The public libraries included have been selected by Aquila in consultation with the Urban Libraries Council. The aim was to introduce this program to a cross-section of public libraries, of differing sizes, geographic location, and diverse audiences.

Peter Meineck has directed and/or produced over 40 productions in NY, London, Holland, Germany, Greece, Scotland, Canada, Bermuda, and the US in venues as diverse as Carnegie Hall, the ancient Stadium at Delphi, Lincoln Center, and the White House. Peter has published several volumes of translations of Greek plays including Aeschylus' Oresteia, which won the Lewis Galantiere Award for Literary Translation from the American Translators Association, Sophocles' Theban Plays (with Paul Woodruff) and Philoctetes and Ajax and Aristophanes' Clouds, Wasps & Birds. He has also written several literary adaptations for the stage including The Man Who Would Be King, Canterbury Tales, The Invisible Man, in addition to Catch-22. He also acts as a mythological advisor, most recently to Will Smith on I Am Legend.
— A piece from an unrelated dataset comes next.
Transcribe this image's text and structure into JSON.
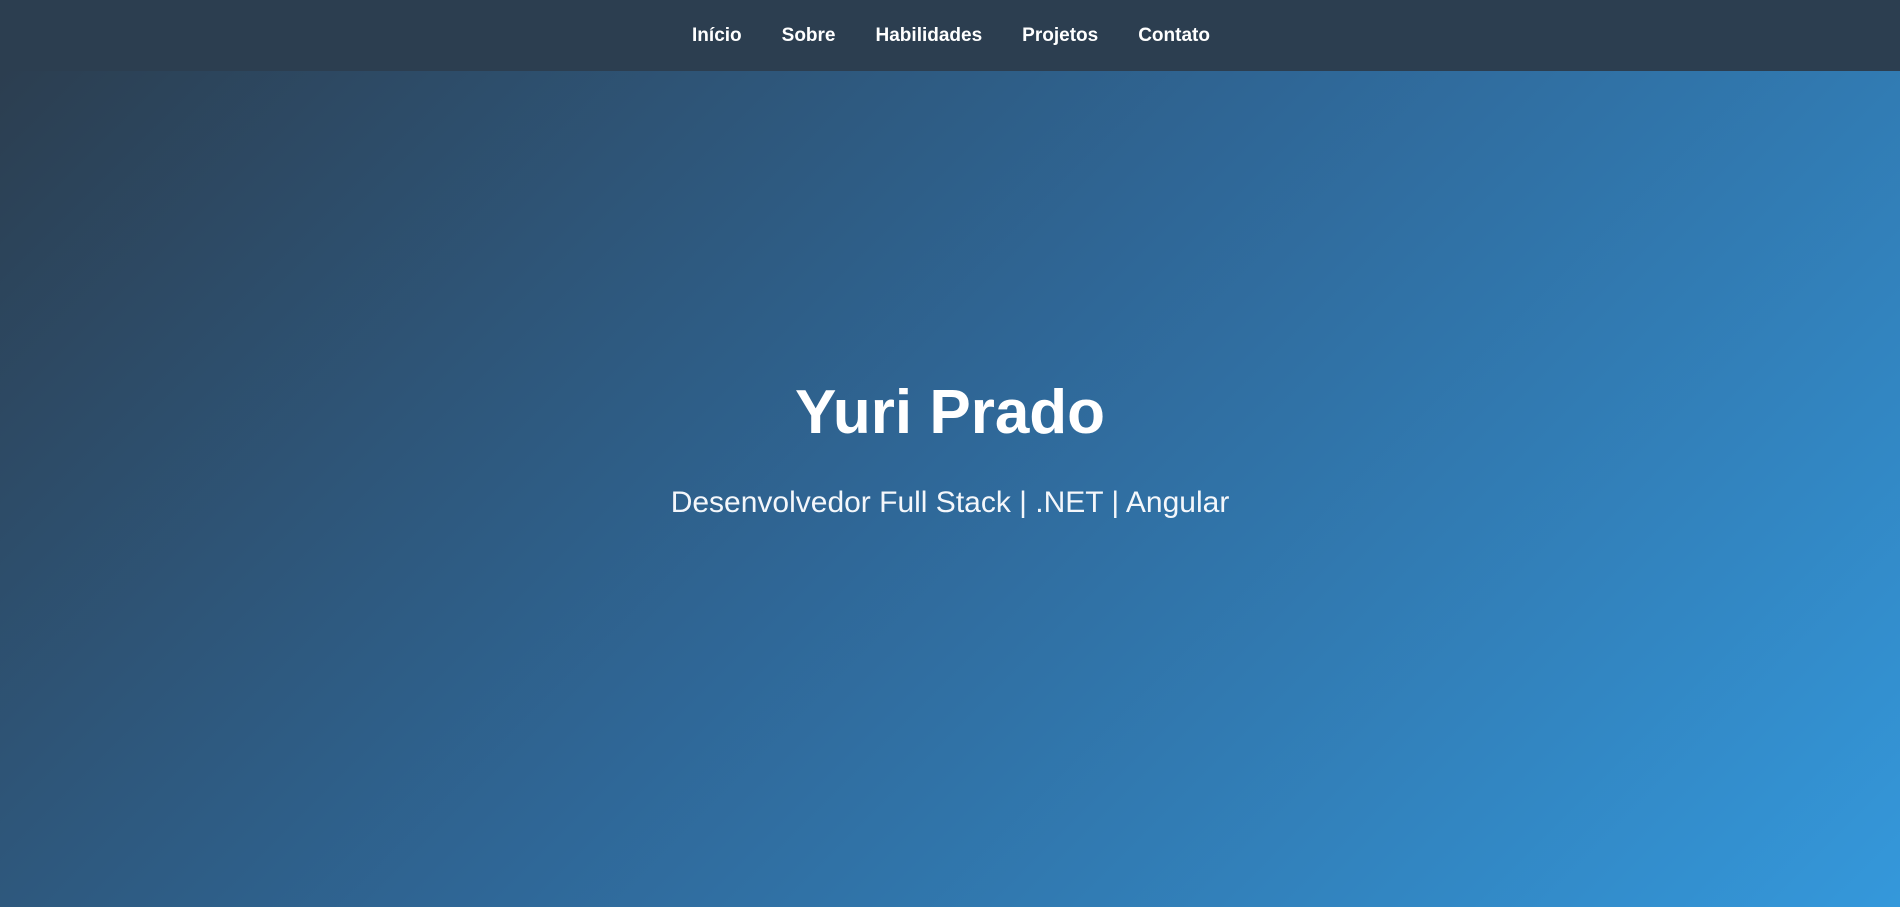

The Aquila Theatre Company's mission is to make classical works accessible to the greatest number. A play becomes ‘classical' because we recognize that after a time it transcends the original culture it was created for. It retains the power to provoke the central question of what it means to be human. As a company dedicated to the classics, we feel a responsibility to acknowledge and explore newfound classical works. Founded in London in 1991 by Peter Meineck, Aquila is now based in New York City at NYU Center for Ancient Studies. Aquila is a major part of New York's theatrical landscape, producing a regular season of plays. Last season, Aquila produced Shakespeare's As You Like It and Ibsen's An Enemy of the People at NYU Skirball Center. Aquila is the also foremost producer of touring classical theatre in the United States, visiting 60-70 American cities per year. Aquila's 2009/2010 Tour consisted of Shakespeare's As You Like It and Ibsen's An Enemy of the People. The 2010/'11 season will see Shakespeare's A Midsummer Night's Dream and Pirandello's Six Characters in Search of an Author. Aquila is dedicated to theatre arts education and produces four major initiatives: Workshop America, a nationwide program that provides an opportunity for people to share in the art of Aquila; Theatre Breakthrough, which brings America's schools to the stage; and Shakespeare Leaders, an after-school program that enables inner-city students to perform the classics. Last season, at Frederick Douglas Academy in Harlem, NY Shakespeare Leaders students performed The Comedy of Errors and in 2010 the program is expanding to Hunts Point, Bronx, NY.